Can Your Relationships Make You Depressed? Past and current patterns, unrealistic expectations, and assumptions about your role in the lives of the people close to you may cause or worsen depression. A Secret Sadness offers a groundbreaking perspective on this phenomenon, as well as powerful tools you can use to explore this issue in your own life. Women experience depression at a higher rate than men, and researchers have recently uncovered evidence that suggests this may be due to the higher importance they place on their interpersonal relationships. Some of these researchers believe that women who struggle with relationships may be at higher risk for depression because their relationships are intertwined with their self-esteem and perceptions of personal success. This breakthrough book examines the often hidden relationship factors that make women depressed, the secret sadness that can last a lifetime. Using three detailed case studies from her own practice, author and psychologist Valerie Whiffen explains how interpersonal problems can contribute to feelings of depression. Her insightful narrative sheds light on these problems, and will help you begin your journey toward healing. You'll learn how to explore your own relationships with intimate partners, children, and parents -with an eye for how these relationships may contribute to feelings of hopelessness, sadness, and anxiety. You'll ultimately be able to use this information to help overcome depression. And if depression has touched the life of someone you love, this book will help you to understand her better. Revealing the secret sadness is the first step to moving beyond depression and into a life of balance and joy.
This book was very illuminating to me at the time I read it. I was in my early 20s, diagnosed with depression, but not yet with bipolar disorder, and I was following many of the relationship patterns described in the book. I was looking for other people to be my "missing piece," create excitement, passion, and drama, which I mistook for love. I had to really examine myself, how I was raised, how I looked for validation, value, and worth from typically unhealthy relationships. So many of my habits, patterns, and behaviors were exposed to me through this book. I would recommend it to most anyone who has wrestled with depression, bipolar disorder, mania, identity, unhealthy relationships, sexual and/or physical abuse/assault, and other psychological trauma. Very informative.

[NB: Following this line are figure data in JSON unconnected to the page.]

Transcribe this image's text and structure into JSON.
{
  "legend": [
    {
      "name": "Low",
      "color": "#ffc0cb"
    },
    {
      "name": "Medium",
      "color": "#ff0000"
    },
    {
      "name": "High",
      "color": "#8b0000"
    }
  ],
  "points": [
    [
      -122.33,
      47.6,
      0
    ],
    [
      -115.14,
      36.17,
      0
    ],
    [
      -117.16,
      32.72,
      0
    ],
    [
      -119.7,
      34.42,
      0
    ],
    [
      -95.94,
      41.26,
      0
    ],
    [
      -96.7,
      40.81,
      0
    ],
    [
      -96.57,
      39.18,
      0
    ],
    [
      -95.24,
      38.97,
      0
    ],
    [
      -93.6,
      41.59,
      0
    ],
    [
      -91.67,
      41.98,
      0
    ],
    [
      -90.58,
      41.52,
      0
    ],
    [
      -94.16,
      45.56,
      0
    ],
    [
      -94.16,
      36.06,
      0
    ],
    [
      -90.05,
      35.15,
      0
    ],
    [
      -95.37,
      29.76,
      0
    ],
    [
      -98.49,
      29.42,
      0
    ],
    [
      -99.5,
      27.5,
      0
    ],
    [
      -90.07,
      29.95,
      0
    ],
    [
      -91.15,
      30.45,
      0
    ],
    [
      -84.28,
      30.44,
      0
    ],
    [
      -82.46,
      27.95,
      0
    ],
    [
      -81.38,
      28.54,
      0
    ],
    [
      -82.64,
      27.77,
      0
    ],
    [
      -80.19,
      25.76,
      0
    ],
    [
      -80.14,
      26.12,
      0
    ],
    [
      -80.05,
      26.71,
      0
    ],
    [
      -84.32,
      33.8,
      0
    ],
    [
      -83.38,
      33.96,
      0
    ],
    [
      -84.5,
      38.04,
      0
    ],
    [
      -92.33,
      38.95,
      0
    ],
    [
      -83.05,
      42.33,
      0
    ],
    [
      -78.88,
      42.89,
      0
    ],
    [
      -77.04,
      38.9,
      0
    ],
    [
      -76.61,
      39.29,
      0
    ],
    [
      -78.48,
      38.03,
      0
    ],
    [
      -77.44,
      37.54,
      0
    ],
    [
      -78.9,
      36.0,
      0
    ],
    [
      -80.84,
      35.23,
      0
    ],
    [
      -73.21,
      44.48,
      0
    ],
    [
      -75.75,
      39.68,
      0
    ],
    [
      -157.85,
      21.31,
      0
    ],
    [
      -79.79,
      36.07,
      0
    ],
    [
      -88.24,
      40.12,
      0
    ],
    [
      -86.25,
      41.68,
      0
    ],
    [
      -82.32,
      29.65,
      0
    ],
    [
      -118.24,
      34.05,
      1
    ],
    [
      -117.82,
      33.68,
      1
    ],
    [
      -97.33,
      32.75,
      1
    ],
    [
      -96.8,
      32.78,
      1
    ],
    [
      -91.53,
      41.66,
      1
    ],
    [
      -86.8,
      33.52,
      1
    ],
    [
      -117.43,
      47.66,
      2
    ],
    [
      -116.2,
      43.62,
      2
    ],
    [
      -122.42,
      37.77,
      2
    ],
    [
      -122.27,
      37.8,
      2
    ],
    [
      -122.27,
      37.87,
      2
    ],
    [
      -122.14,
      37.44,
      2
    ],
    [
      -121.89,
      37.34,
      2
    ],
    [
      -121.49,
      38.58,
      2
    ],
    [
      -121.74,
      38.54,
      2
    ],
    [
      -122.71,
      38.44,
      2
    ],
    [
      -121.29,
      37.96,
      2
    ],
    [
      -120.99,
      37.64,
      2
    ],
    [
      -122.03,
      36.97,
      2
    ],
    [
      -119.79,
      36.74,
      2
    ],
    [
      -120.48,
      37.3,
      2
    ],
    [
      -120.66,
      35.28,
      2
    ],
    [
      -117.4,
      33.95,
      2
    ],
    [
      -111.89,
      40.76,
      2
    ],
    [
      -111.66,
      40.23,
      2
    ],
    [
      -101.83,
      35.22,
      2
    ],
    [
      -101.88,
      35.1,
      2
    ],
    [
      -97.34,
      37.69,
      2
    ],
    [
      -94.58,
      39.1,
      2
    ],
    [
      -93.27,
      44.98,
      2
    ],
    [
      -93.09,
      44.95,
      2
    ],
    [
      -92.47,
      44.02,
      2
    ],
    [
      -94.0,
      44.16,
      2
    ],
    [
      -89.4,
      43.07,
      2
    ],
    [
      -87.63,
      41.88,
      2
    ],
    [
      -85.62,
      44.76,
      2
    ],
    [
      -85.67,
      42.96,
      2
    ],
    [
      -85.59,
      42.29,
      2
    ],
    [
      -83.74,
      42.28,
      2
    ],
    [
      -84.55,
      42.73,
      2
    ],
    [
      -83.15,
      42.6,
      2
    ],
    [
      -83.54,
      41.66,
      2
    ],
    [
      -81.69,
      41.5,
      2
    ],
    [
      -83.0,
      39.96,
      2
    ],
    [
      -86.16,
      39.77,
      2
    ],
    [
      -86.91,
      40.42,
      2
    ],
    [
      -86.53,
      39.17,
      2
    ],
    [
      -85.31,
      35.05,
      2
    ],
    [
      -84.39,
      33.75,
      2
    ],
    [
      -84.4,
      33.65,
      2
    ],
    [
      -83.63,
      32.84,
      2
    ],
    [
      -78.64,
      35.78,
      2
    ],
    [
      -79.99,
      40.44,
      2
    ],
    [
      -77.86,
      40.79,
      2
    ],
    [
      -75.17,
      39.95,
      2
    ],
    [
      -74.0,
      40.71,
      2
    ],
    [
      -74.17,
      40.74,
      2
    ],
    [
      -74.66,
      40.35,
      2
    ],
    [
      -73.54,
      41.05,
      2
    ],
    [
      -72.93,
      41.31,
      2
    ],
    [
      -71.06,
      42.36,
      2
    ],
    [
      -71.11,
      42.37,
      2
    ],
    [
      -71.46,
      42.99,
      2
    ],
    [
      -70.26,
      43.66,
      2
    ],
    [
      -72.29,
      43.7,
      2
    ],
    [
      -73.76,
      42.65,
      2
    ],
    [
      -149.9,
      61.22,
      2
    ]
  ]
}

Whiffen's book on depression incorporates a good overview of some of the studies done on women and depression and talks about factors that influence our likelihood to experience depression and its recurrence: family trauma, genetics, and mostly, relationship patterns. A bit dry of a read, and perhaps personally, hard to relate to the level of trauma and abuse most of her patients have experienced, but reading it still gave me a better grasp of depression and some of the risk factors and terminology used, such as secure / insecure attachment, which was helpful.
This book presents an illuminating synopsis on how relationships can be integral to both the problem and solution of depression in women. As Whirren nicely conveys with her clear presentations of researched-based findings, many depressed women come from families who did not offer them secure attachments as a child, and as a result, these same women have difficulties in establishing secure relationships as adults. These women not only lack positive relationships that could offer them protection against depression, but the relationships they do become involved in often resemble the same insecure (and depression-inducing) ones they experienced as children. Although there is a strong correlation between experiencing insecure attachment relationships as a child and as an adult, there are indeed ways women can interrupt this relationship pattern associated with depression. This hope is conveyed in the author's concluding words of: "Remember that our lives don't change, we change our lives."

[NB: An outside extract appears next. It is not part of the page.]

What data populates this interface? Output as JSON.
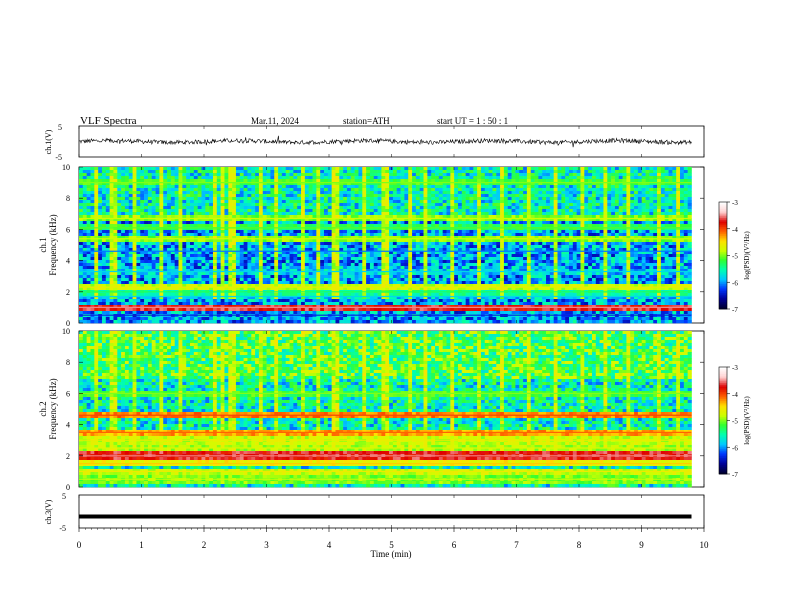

Pretty good information covering relationship depression in women. She generally only covers depression as a result of a relationship past or present. the topic is covered fairly thouroughly and occasionally repetitively and while she has great scientific documentation and case studies she makes it readable for a lay person. If you know someone who suffers from depression and you suspect they may be in a relationship situation this book could be very helpful and may provide you with ways to get them help. If you are in a relationship that is causing you to become depressed there are some questions you can ask yourself for self evaluation.
Really good resource for working in the family services field. Gives an overview of some different counseling techniques and strongly relates adulthood depression to childhood experiences.